Perché se non si controllano le frontiere meridionali non si controlla il paese. Serraj e Haftar governano il 40 per cento della Libia: e il resto? Questo è un problema che solo la Libia, o meglio, i libici possono risolvere.
Ad Abu Dhabi il 2 maggio c’è stato un incontro tra Serraj e Haftar sotto l’ombrello di Egitto e Russia. L’accordo prevede elezioni entro il marzo 2018 e un esercito unificato e non più sotto l’esclusivo controllo del governo libico di unità nazionale. Potrebbe tenere?
Me lo auguro. E’ sicuramente un passo avanti importante, se pensiamo che le due parti si combattevano senza riconoscersi alcuna legittimità, ma non basterà, perché non ci sono solo Serraj e Haftar: c’è il terzo incomodo, Misurata, che fa parte della galassia che si oppone ad Haftar senza essere un alleato fedele di Serraj. A Bengasi ci sono i Fratelli musulmani, che Haftar sta combattendo da tempo. Il caos permane.
E noi?
L’Italia ha operato bene: ha riaperto l’ambasciata, ha messo un ospedale da campo a Misurata, la nostra è una presenza significativa. La Libia però è un problema che non può risolvere l’Italia da sola. E’ vero: non siamo stati noi a crearlo. E’ stato voluto nonostante l’Italia e alle spalle nostre. Ringraziamo la cosiddetta comunità internazionale.

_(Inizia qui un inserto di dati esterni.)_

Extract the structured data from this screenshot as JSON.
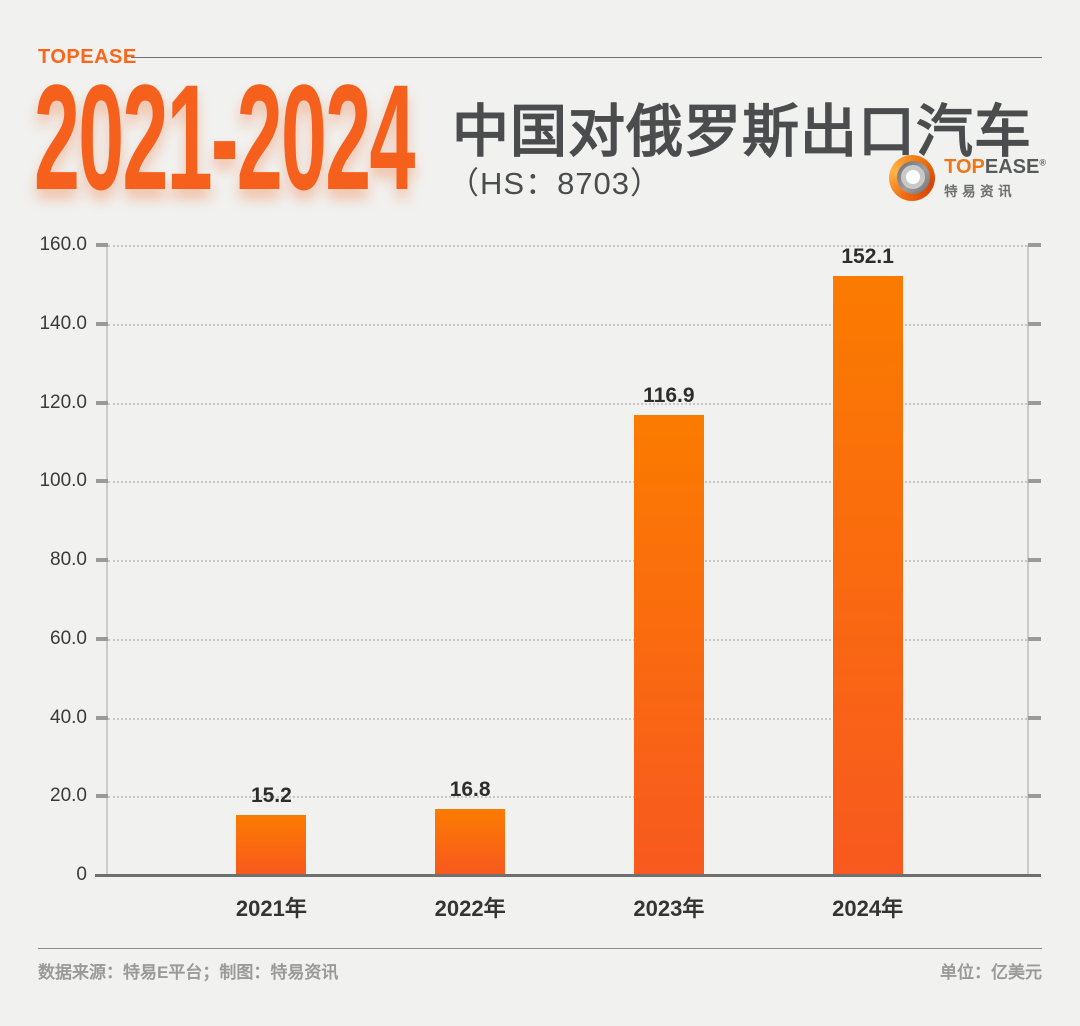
{
  "brand": {
    "wordmark": "TOPEASE",
    "logo_top": "TOP",
    "logo_ease": "EASE",
    "logo_reg": "®",
    "logo_cn": "特易资讯"
  },
  "header": {
    "years_range": "2021-2024",
    "title": "中国对俄罗斯出口汽车",
    "subtitle": "（HS：8703）"
  },
  "chart_data": {
    "type": "bar",
    "categories": [
      "2021年",
      "2022年",
      "2023年",
      "2024年"
    ],
    "values": [
      15.2,
      16.8,
      116.9,
      152.1
    ],
    "value_labels": [
      "15.2",
      "16.8",
      "116.9",
      "152.1"
    ],
    "y_ticks": [
      "0",
      "20.0",
      "40.0",
      "60.0",
      "80.0",
      "100.0",
      "120.0",
      "140.0",
      "160.0"
    ],
    "ylim": [
      0,
      160
    ],
    "grid": "horizontal-dotted",
    "legend": "none",
    "bar_color_top": "#fb7b00",
    "bar_color_bottom": "#f8591f"
  },
  "footer": {
    "source": "数据来源：特易E平台；制图：特易资讯",
    "unit": "单位：亿美元"
  },
  "colors": {
    "background": "#f1f1ef",
    "accent_orange": "#f6601d",
    "title_gray": "#4b4c4e",
    "footer_gray": "#9a9a9a"
  }
}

Ma l’Italia dovrebbe o potrebbe fare di più sul suolo libico?
Si è messo in moto un motore che non può essere fermato da un singolo paese. Ci vorrebbe una volontà almeno europea, ma sappiamo che l’Europa è fatta da politiche estere spesso e volentieri le une contro le altre.

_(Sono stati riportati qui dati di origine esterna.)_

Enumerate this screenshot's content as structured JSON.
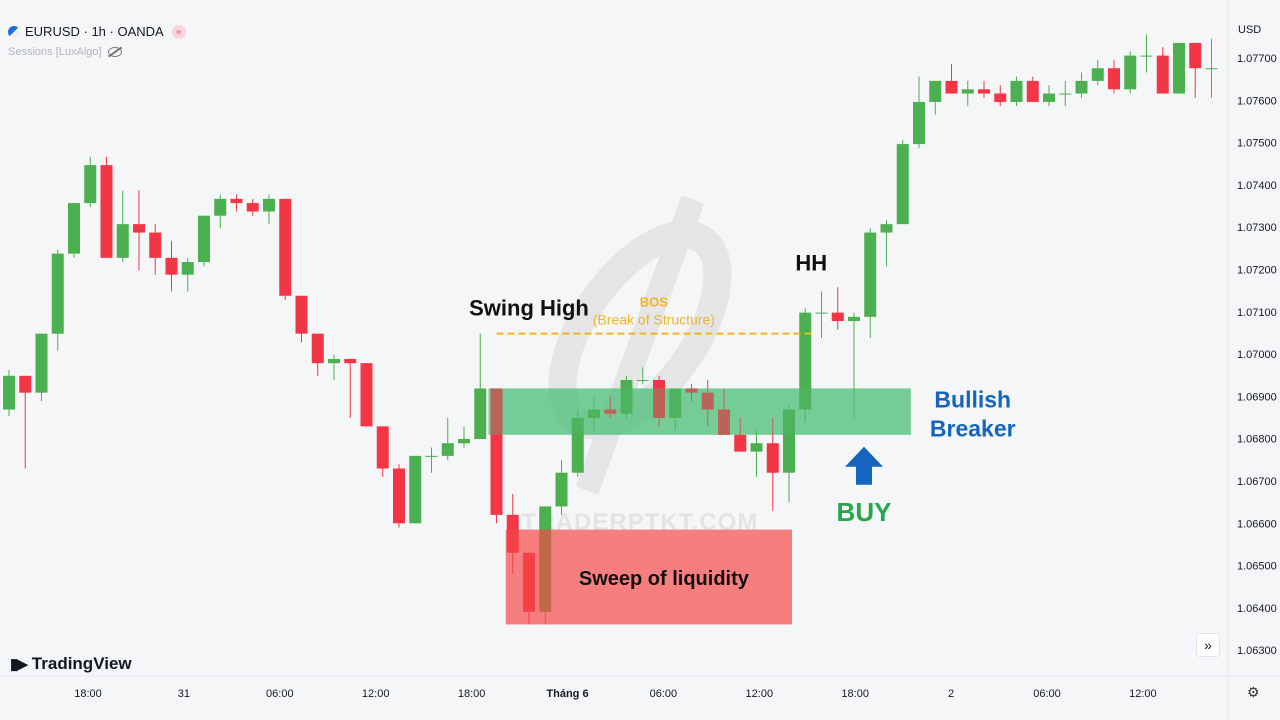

Dunque la strada dell’accordo tra le forze maggiori è quella giusta.
Non so se sia la migliore, ma al momento è l’unica. Anche perché se arrivasse una richiesta di intervento sarebbe estremamente difficile da attuare: per controllare un territorio del genere, e intendo solo quello costiero, ci vorrebbero delle forze enormi.

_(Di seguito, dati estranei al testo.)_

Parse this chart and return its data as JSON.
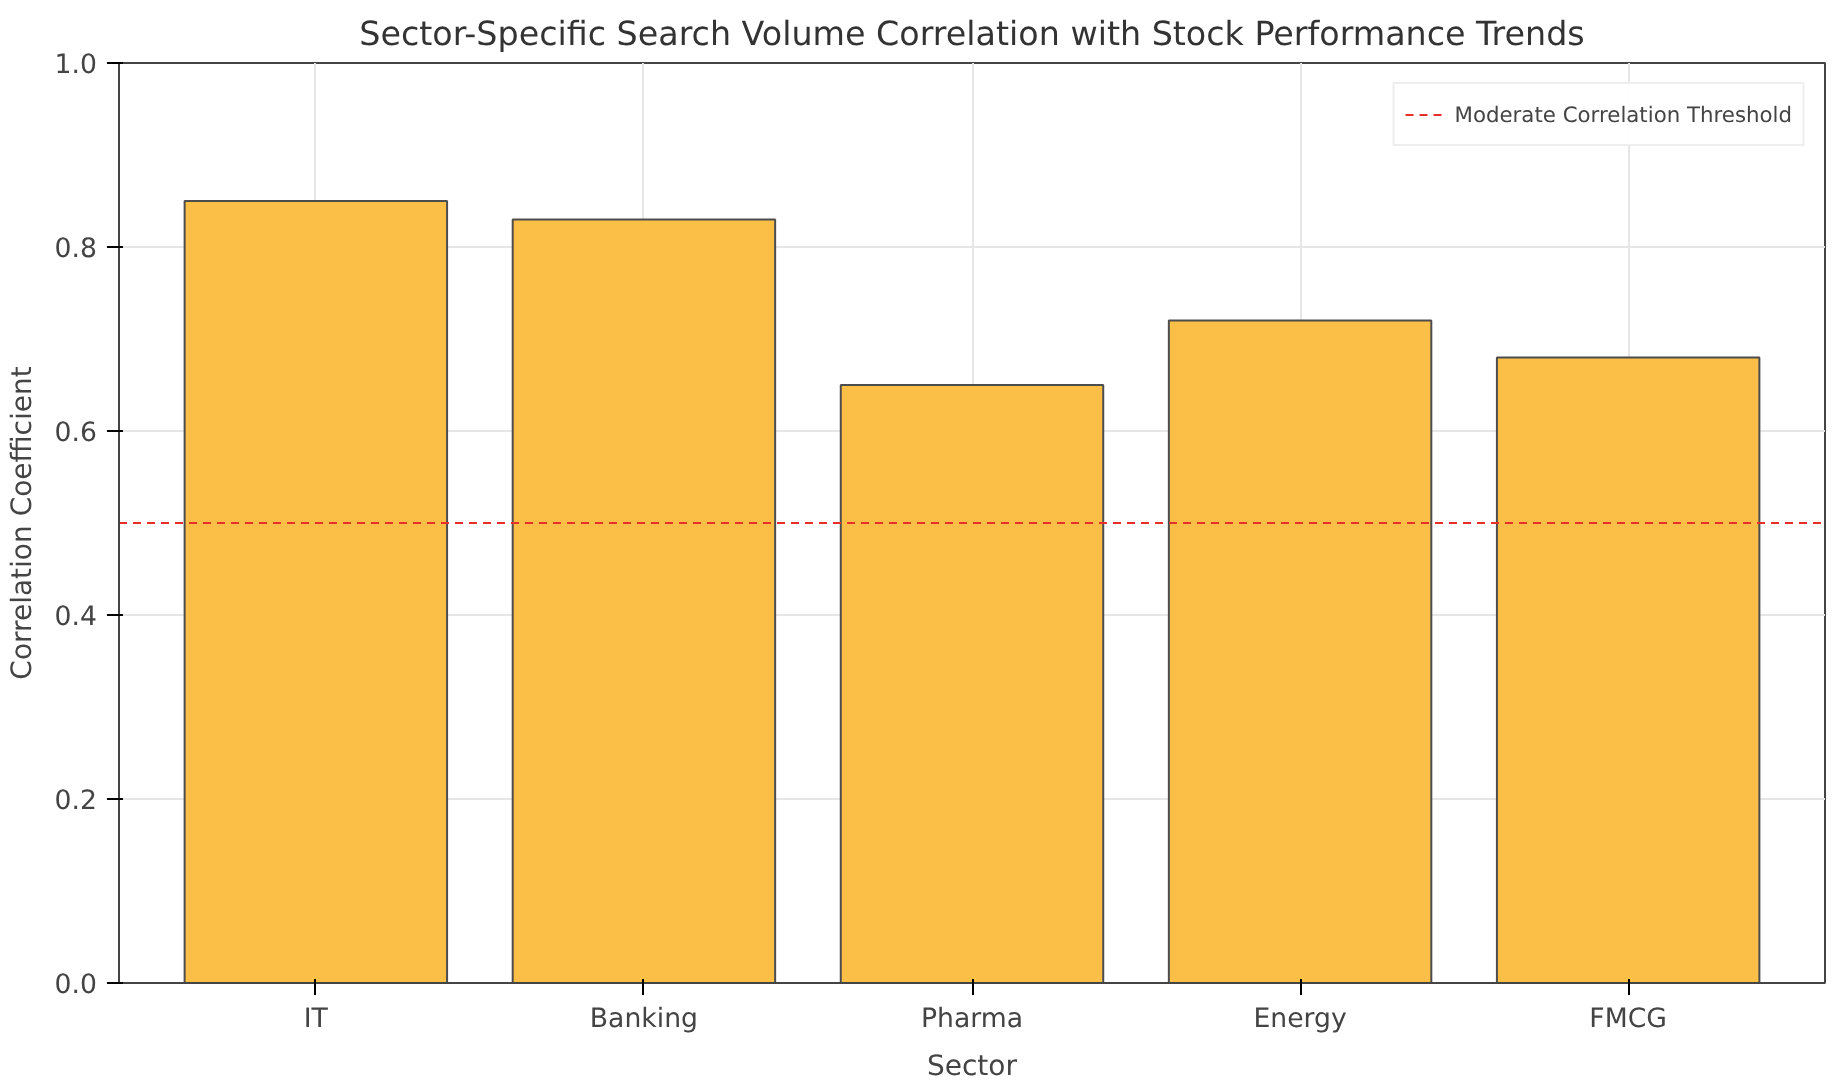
{
  "chart_data": {
    "type": "bar",
    "title": "Sector-Specific Search Volume Correlation with Stock Performance Trends",
    "xlabel": "Sector",
    "ylabel": "Correlation Coefficient",
    "categories": [
      "IT",
      "Banking",
      "Pharma",
      "Energy",
      "FMCG"
    ],
    "values": [
      0.85,
      0.83,
      0.65,
      0.72,
      0.68
    ],
    "color": "#fbbf47",
    "ylim": [
      0,
      1
    ],
    "yticks": [
      {
        "value": 0,
        "label": "0.0"
      },
      {
        "value": 0.2,
        "label": "0.2"
      },
      {
        "value": 0.4,
        "label": "0.4"
      },
      {
        "value": 0.6,
        "label": "0.6"
      },
      {
        "value": 0.8,
        "label": "0.8"
      },
      {
        "value": 1,
        "label": "1.0"
      }
    ],
    "ref_lines": [
      {
        "axis": "y",
        "value": 0.5,
        "label": "Moderate Correlation Threshold",
        "color": "#e8302a",
        "line_style": "dashed"
      }
    ],
    "grid": true,
    "legend": "top right"
  }
}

I trafficanti appartengono a qualche bandiera politica?
No. Sono organizzazioni criminali comuni, come lo sono quelle dei pirati somali, che attingono a piene mani ai giacimenti di petrolio vivente che hanno scoperto.
Potrebbero esserci anche forze jihadiste tra loro?
In una situazione del genere è difficile, ma non lo si può escludere.